Background: Genetic factors are important determinants of overweight. We examined whether there are differential effect sizes depending on children's body composition.
Methods: We analysed data of n = 4,837 children recorded in the Avon Longitudinal Study of Parents and Children (ALSPAC), applying quantile regression with sex- and age-specific standard deviation scores (SDS) of body mass index (BMI) or with body fat mass index and fat-free mass index at 9 years as outcome variables and an "obesity-risk-allele score" based on eight genetic variants known to be associated with childhood BMI as the explanatory variable.
Results: The quantile regression coefficients increased with increasing child's BMI-SDS and fat mass index percentiles, indicating larger effects of the genetic factors at higher percentiles. While the associations with BMI-SDS were of similar size in medium and high BMI quantiles (40th percentile and above), effect sizes with fat mass index increased over the whole fat mass index distribution.
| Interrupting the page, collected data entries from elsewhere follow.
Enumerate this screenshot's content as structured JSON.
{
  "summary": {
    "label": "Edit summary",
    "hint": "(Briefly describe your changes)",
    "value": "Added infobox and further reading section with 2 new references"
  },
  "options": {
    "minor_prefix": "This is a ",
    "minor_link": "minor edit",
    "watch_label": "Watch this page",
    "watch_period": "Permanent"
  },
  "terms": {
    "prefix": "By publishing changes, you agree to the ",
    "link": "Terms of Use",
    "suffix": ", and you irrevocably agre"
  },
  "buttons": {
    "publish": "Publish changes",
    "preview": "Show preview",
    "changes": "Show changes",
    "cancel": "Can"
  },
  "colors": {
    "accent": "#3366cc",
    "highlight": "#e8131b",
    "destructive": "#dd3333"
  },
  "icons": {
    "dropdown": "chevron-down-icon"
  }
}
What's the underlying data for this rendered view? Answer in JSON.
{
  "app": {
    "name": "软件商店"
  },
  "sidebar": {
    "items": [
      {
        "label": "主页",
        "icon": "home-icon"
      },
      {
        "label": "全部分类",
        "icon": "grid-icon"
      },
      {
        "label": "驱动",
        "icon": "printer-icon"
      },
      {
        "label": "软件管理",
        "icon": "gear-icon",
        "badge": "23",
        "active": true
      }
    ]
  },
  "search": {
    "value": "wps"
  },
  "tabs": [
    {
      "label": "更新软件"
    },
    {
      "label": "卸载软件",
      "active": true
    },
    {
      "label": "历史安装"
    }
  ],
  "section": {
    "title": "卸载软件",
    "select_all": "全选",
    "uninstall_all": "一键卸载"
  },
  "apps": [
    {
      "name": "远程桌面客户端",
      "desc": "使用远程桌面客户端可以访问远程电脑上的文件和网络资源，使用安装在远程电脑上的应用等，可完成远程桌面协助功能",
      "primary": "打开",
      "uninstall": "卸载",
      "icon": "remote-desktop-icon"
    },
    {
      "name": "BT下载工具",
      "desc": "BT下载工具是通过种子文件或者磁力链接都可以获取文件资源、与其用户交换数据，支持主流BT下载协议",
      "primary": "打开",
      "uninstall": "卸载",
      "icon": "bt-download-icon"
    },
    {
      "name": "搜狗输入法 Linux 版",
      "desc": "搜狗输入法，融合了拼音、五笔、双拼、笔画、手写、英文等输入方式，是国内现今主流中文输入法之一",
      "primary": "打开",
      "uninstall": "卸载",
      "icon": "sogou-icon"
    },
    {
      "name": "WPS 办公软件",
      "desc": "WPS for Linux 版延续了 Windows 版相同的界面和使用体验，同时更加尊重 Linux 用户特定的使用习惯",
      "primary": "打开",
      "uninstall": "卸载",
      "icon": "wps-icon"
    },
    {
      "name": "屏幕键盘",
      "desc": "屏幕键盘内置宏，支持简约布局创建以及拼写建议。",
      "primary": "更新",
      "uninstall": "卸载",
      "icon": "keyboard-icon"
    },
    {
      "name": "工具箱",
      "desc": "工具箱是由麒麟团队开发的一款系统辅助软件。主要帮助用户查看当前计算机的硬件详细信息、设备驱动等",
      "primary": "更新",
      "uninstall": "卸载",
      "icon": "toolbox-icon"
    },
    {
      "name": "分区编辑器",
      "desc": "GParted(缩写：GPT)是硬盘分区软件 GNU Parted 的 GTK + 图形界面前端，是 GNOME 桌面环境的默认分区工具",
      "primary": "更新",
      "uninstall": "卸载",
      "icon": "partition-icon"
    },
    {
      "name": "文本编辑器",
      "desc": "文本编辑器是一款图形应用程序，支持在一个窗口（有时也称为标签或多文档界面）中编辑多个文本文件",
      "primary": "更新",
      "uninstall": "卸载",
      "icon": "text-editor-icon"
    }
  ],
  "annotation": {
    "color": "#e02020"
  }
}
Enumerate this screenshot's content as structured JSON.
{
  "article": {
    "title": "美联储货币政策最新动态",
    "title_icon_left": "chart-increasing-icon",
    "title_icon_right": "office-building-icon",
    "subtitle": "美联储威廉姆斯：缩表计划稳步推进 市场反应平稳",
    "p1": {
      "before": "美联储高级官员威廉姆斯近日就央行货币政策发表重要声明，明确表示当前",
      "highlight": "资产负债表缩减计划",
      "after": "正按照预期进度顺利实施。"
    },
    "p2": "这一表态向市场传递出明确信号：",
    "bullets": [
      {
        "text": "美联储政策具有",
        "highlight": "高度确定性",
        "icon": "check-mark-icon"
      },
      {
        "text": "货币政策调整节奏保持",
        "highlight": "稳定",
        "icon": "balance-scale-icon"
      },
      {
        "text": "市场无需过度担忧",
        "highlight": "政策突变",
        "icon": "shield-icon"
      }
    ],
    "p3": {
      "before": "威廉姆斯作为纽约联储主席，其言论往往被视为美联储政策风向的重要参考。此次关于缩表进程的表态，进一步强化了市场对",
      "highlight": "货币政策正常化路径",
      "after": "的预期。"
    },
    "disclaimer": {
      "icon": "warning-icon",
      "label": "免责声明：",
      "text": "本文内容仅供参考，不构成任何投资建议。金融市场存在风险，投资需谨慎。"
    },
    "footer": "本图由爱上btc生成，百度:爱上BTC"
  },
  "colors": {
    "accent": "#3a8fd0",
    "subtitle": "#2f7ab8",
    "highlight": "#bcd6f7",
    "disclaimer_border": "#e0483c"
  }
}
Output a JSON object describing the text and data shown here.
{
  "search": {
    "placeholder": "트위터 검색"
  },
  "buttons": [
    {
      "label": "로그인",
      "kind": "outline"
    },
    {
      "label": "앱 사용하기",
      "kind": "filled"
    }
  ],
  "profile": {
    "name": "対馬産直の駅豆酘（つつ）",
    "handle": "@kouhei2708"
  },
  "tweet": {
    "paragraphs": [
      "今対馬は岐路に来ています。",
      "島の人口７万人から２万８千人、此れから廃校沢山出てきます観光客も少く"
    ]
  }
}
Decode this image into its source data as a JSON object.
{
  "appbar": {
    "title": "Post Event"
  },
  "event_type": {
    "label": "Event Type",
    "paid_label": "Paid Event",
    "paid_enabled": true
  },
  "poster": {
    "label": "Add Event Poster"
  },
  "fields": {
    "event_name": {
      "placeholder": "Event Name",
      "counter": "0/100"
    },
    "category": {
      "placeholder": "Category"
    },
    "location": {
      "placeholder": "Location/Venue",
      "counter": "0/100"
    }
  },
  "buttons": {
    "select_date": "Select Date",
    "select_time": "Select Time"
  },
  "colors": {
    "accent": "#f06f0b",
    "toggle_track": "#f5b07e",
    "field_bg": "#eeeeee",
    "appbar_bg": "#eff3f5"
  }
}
For example, the fat mass index of a normal-weight (50th percentile) child was increased by 0.13 kg/m(2) (95% confidence interval (CI): 0.09, 0.16) per additional allele, compared to 0.24 kg/m(2) per allele (95% CI: 0.15, 0.32) in children at the 90th percentile. The genetic associations with fat-free mass index were weaker and the quantile regression effects less pronounced than those on fat mass index.
Conclusions: Genetic risk factors for childhood overweight appear to have greater effects on fatter children. Interaction of known genetic factors with environmental or unknown genetic factors might provide a potential explanation of these findings.